Probabilistic Computing for Efficient Robotic Vision in Space
Computation can be made more energy efficient by allowing a larger chance for erroneous results. Can we make vision algorithms that exploit such probabilistic computing?
In space robotics, the computational efficiency of algorithms is at a prime: tasks such as autonomous landing or rover navigation require a quick and efficient determination of actions, given an amount of energy and processing capacity that is much more restricted than in earth-based scenarios.
In this study we focus on a novel integrated software and hardware approach for reducing the computational effort and energy expenditure of computer vision algorithms. It is based on local sampling on the software side and probabilistic computing on the hardware side.
Specifically, on the software-side, the Advanced Concepts Team of the European Space Agency will study random local sampling techniques that reduce the number of necessary computations at the cost of a slightly lower accuracy. On the hardware-side, a research group with expertise in probabilistic computing will study such computing as a means of saving energy at the cost of occasional errors in the calculations. Both aspects are further explained below.
Software – efficient and robust algorithms
Visual attention models could form a successful strategy for reducing the computational effort of computer vision algorithms. The central idea of visual attention models is that they devote most of the processing to the most relevant parts of the image. Surely, the main challenge is to automatically determine what is `relevant'. Several models have been devised that can determine relevant parts of an image, but many of them extensively process the entire image for determining regions of interest, inadvertently still leading to a large computational burden [1, 2, 3].
In order to achieve a higher computational efficiency, many attention models perform visual tasks on the basis of a restricted number of local samples [4,5,6,7]. In particular, these studies focus on informed sampling, in which the information from the current sample is used to select the next. This can lead to large computational efficiencies, but also often creates a challenging Partially Observable Markov Decision Problem (POMDP). Such a POMDP is currently difficult to solve, and the mentioned studies either make strong assumptions on the task  or have to train a model for each different task .
In this study the more straightforward strategy of random sampling is employed. It has been demonstrated that in some cases random sampling suffices to obtain speedups in the order of a 100 times with an unnoticeable cost in accuracy [8,9,10,11]. Below a figure illustrates this for an application of pitch and roll estimation of an Unmanned Air Vehicle that processes local image samples to find the horizon line. The y-axis represents the absolute error in each estimate, the x-axis the number of samples, with full sampling on the far right. It can be observed that most performance is gained after a 1000 samples the performance does not noticeably improve. Extracting only 1000 samples results in a speed-up of 14 times for a small image of 160 x 120 pixels (a border of 10 pixels is used in these specific experiments).

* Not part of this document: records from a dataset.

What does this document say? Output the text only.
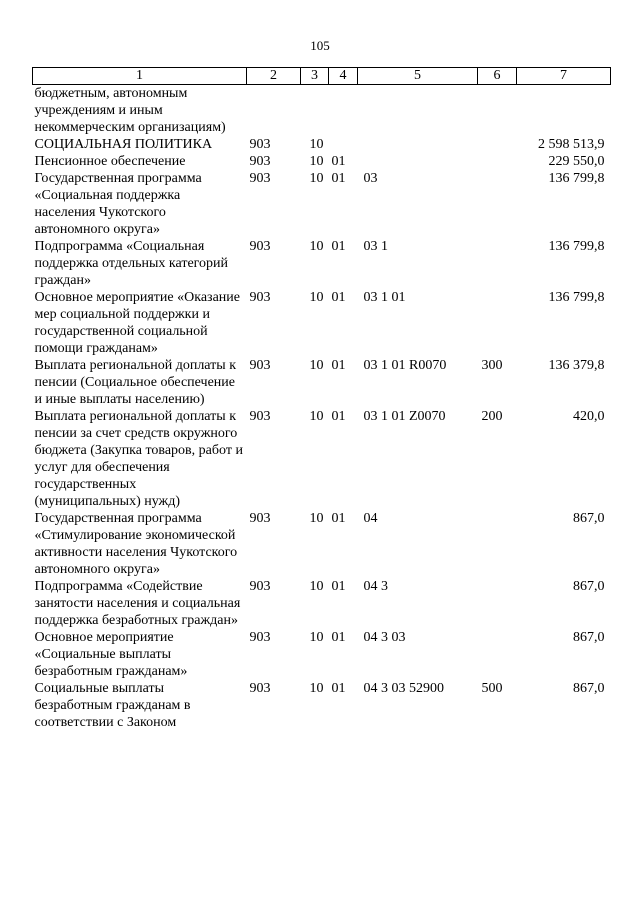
105
1	2	3	4	5	6	7
бюджетным, автономным учреждениям и иным некоммерческим организациям)						
СОЦИАЛЬНАЯ ПОЛИТИКА	903	10				2 598 513,9
Пенсионное обеспечение	903	10	01			229 550,0
Государственная программа «Социальная поддержка населения Чукотского автономного округа»	903	10	01	03		136 799,8
Подпрограмма «Социальная поддержка отдельных категорий граждан»	903	10	01	03 1		136 799,8
Основное мероприятие «Оказание мер социальной поддержки и государственной социальной помощи гражданам»	903	10	01	03 1 01		136 799,8
Выплата региональной доплаты к пенсии (Социальное обеспечение и иные выплаты населению)	903	10	01	03 1 01 R0070	300	136 379,8
Выплата региональной доплаты к пенсии за счет средств окружного бюджета (Закупка товаров, работ и услуг для обеспечения государственных (муниципальных) нужд)	903	10	01	03 1 01 Z0070	200	420,0
Государственная программа «Стимулирование экономической активности населения Чукотского автономного округа»	903	10	01	04		867,0
Подпрограмма «Содействие занятости населения и социальная поддержка безработных граждан»	903	10	01	04 3		867,0
Основное мероприятие «Социальные выплаты безработным гражданам»	903	10	01	04 3 03		867,0
Социальные выплаты безработным гражданам в соответствии с Законом	903	10	01	04 3 03 52900	500	867,0
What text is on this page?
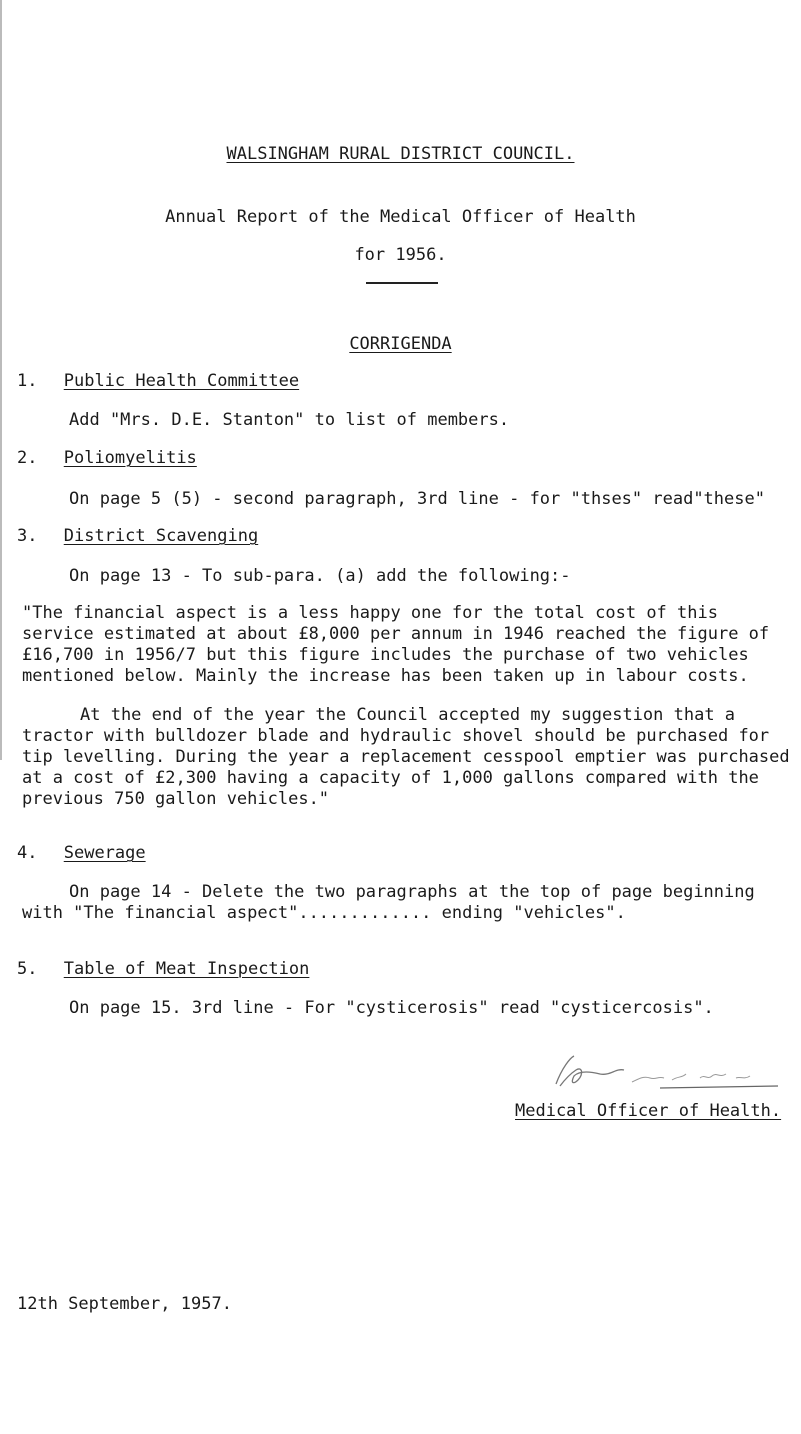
WALSINGHAM RURAL DISTRICT COUNCIL.
Annual Report of the Medical Officer of Health
for 1956.
CORRIGENDA
1. Public Health Committee
Add "Mrs. D.E. Stanton" to list of members.
2. Poliomyelitis
On page 5 (5) - second paragraph, 3rd line - for "thses" read"these"
3. District Scavenging
On page 13 - To sub-para. (a) add the following:-
"The financial aspect is a less happy one for the total cost of this
service estimated at about £8,000 per annum in 1946 reached the figure of
£16,700 in 1956/7 but this figure includes the purchase of two vehicles
mentioned below. Mainly the increase has been taken up in labour costs.
At the end of the year the Council accepted my suggestion that a
tractor with bulldozer blade and hydraulic shovel should be purchased for
tip levelling. During the year a replacement cesspool emptier was purchased
at a cost of £2,300 having a capacity of 1,000 gallons compared with the
previous 750 gallon vehicles."
4. Sewerage
On page 14 - Delete the two paragraphs at the top of page beginning
with "The financial aspect"............. ending "vehicles".
5. Table of Meat Inspection
On page 15. 3rd line - For "cysticerosis" read "cysticercosis".
Medical Officer of Health.
12th September, 1957.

Hardware – probabilistic computing
If one accepts that vision algorithms can gain in efficiency by using only part of the information in an image, one can extend this reasoning to the hardware involved in the calculations to save even more time / energy. In typical processor hardware considerable amounts of energy are spent on obtaining correct calculation results, e.g., for adding or multiplying numbers. In probabilistic computing [12,13,14], the energy spent by the processing units is lowered, resulting in an increase of the probability that some operations might go wrong. Fortunately, it has been shown that the amount of energy saved is significantly larger than the amount of probability traded in  - see the figure below. As a consequence, in theory, large energy gains (in the order of 5 times) can be obtained at a minimal cost in calculation errors.
Different applications of probabilistic computing have been investigated. The study in  focused on the application of probabilistic computing to the calculation of the Fourier transform, showing that for human subjects the probabilistic reconstruction
is visually identical to the error-free one. Another study involved the application of probabilistic computing to Continuous Restricted Boltzmann Machines (CBRM) . Such CBRMs normally require the generation of pseudo-random numbers.
Instead, in  probabilistic computing naturally provided random numbers.
This study proposes to perform research on probabilistic computing in a different context, namely that of a vision algorithm for robotics. The main idea behind the application is that a slight loss in accuracy in the computations of the vision algorithms can still lead to robust and successful retrieval of information on the environment.
2012-01 - The study: " Probabilistic computing for efficient robotic vision in space " will officially start in the course of 2012.